Entitled variously ” C.J. Rhodes”, “Cecil J. Rhodes”, and “Cecil Rhodes” it appeared in The Times, 9 April 1902; The Boston Globe, 9 April 1902; the Weekly Times, Daily Mail and McClure’s Magazine, June 1902; Every Day in the Year, November 1902.
Collected in The Five Nations, in I.V., 1919 and in D.V., 1940, Sussex Edition, vol. 33 and the Burwash Edition, vol. 26. As collected, it bears the epigraph ’C.J. Rhodes, buried in the Matoppos, April 10, 1902’.
It was reprinted in The Rt Honourable Cecil Rhodes, a monograph and reminiscence, Sir Thomas E. Fuller, 1910.
During his own lifetime, such was the part he had played in opening up the southern parts of Africa to development, and in extending British dominions there, Cecil Rhodes saw his name given to an entire country, Rhodesia. He dreaded lest that choice of name should not endure. Rhodes’s early death from heart failure took place on March 26 1902 out at his beach cottage in Muizenberg. At the time, Kipling and his family were visiting South Africa and living in The Woolsack, a house on the Rhodes estate, one which had been specially refurbished for their use. A brilliant and unscrupulous financier and developer, Rhodes was also a man driven to create an effect of irresistible charisma; Kipling and Carrie his wife had fallen completely under his spell.
Kipling regularly visited the sick man during his last illness. He took part in the funeral procession through Cape Town but decided against making the journey out to the final resting-place in what are now known as the Matobo hills south of Bulawayo. It is possible that he feared that he might break down if called on to read his elegy at the graveside, or was he perhaps avoiding the finality of interment, in order to keep moving on himself? It might have seemed too much like a step backwards, back towards the death of his child.
It is said that the cortege took close to a fortnight to reach its destination, as it was obliged to halt to receive military salutes from British troops stationed in the block-houses which had been set every few miles. This poem was read at the graveside. See Letters.

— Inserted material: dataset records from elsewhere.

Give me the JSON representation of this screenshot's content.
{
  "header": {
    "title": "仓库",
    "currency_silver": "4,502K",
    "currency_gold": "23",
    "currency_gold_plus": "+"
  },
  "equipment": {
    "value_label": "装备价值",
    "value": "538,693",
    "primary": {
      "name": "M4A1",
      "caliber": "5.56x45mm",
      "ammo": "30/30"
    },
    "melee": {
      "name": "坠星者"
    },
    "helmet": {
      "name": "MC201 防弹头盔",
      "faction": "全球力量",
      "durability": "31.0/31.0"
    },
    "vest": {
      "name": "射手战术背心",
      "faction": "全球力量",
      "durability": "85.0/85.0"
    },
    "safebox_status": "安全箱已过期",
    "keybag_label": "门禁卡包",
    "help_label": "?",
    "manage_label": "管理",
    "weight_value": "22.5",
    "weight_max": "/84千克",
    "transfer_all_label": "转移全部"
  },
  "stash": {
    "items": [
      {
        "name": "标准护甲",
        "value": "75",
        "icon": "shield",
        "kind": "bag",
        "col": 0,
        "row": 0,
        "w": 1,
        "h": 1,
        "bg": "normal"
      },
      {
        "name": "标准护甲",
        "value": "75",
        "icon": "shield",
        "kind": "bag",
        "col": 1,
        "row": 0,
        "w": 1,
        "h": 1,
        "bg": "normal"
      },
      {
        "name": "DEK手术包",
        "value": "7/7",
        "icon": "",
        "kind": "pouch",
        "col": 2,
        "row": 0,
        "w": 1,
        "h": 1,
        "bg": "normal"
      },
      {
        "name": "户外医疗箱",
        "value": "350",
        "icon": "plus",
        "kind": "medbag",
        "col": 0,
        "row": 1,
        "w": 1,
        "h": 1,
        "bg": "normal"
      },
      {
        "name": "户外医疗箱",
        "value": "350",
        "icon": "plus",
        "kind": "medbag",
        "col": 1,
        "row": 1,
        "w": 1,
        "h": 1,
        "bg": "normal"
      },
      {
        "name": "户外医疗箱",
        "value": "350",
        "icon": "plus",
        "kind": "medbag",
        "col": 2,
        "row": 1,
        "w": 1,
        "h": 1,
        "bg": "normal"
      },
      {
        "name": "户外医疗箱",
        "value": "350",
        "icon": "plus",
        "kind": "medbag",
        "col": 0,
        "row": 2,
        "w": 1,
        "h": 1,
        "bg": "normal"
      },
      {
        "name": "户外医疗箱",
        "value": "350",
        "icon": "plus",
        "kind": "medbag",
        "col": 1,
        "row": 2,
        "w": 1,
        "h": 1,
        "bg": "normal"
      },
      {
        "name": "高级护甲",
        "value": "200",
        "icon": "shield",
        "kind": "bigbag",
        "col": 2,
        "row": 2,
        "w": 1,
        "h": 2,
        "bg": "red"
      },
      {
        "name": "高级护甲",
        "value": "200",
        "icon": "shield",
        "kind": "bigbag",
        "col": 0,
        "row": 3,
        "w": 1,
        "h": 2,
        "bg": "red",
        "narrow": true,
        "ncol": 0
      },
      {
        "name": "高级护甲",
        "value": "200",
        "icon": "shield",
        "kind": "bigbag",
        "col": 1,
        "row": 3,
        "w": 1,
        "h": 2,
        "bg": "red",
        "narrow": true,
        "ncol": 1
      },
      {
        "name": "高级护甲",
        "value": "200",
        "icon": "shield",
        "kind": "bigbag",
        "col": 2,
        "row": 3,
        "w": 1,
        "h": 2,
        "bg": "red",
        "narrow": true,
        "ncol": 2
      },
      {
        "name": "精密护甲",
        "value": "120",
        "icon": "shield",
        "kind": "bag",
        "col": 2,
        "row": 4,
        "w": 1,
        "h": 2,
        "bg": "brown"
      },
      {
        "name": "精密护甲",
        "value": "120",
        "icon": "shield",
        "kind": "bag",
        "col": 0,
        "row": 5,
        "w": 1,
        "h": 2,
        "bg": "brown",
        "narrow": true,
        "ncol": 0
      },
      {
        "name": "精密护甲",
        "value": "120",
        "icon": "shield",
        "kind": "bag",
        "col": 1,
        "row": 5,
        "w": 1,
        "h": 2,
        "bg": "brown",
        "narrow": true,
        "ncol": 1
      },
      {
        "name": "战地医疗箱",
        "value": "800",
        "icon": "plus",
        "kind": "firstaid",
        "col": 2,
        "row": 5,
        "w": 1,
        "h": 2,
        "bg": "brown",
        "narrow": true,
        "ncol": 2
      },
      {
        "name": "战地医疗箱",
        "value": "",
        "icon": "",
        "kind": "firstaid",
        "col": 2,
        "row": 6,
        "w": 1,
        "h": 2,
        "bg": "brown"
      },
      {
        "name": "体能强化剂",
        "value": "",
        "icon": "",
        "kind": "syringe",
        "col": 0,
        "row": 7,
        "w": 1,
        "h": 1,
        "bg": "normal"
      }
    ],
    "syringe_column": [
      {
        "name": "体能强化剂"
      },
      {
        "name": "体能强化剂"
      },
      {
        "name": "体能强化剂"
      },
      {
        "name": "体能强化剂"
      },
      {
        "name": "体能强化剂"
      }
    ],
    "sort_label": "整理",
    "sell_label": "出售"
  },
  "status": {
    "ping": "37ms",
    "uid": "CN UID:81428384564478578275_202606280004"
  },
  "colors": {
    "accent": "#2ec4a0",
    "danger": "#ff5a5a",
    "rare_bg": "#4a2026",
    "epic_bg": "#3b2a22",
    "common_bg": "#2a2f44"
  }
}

Kipling had developed an intense personal attachment to Rhodes, who had gone out of his way to woo him. Yet it was later reported that Rhodes had been disappointed in Kipling in part because he had not been as useful to him in promoting South Africa as Rhodes had hoped.
(by Mary Hamer)
Emphasis was added for book publication; the final mark of exclamation was new, also the increased adoption of upper case initials.
[Stanza 1] the mere Fates Kipling dismisses the concept as a way of avoiding responsibility, just as he did in “The Wage-Slaves” which he set to stand ahead of this poem in The Five Nations. ‘Power’ is a term he will sometimes make use of to name a sense of inner life in others, one that he picks up intuitively. In the case of Rhodes, Kipling links this inner life with a wider economy, seeing him as the representative of an order in the world that is unseen.
[Stanza 2] Dreamer devout as he himself reported to Queen Victoria, Rhodes extended British dominions in Africa from southern Bechuanaland to the shores of Lake Tanganyika and succeeded in retaining Uganda for the Empire. Kipling admired the vision which lay behind this drive to territorial acquisition as something almost sacred, so clear was he that the best thing for Africa and its peoples would be full economic development under the rule of white men. It is not clear that Rhodes and his ambitions were worthy of this endorsement. (See Apollon Davidson, Cecil Rhodes in his Time, 1984.)
The travail of his spirit . . . speech Rhodes was notoriously inarticulate, with a high squeaky voice. On social occasions he would frequently turn to Kipling, asking him to put his thought into words.
So brief Rhodes, who was born in 1853, did not live to reach fifty. His last words were said to be ‘So little done, so much to do.’
Nations not words he linked it was the ambition of Rhodes to drive a railway through from the Cape to Cairo.
[Stanza 3] As when the Death he dared Admirers of Rhodes spoke highly of his courage. They kept alive the story that during the ‘Second Matabele War’ Rhodes took up his camp between the British forces and the Ndebele and stayed there unguarded for six weeks, in order to win the trust of the Ndebele and to negotiate peace with them. He took pleasure in staking all on the power of his personality in this way. It is also the case that in 1893 his British South Africa Company destroyed the kingdom of the Ndebele under Lobengula, in order to obtain control of the gold fields near Bulawayo.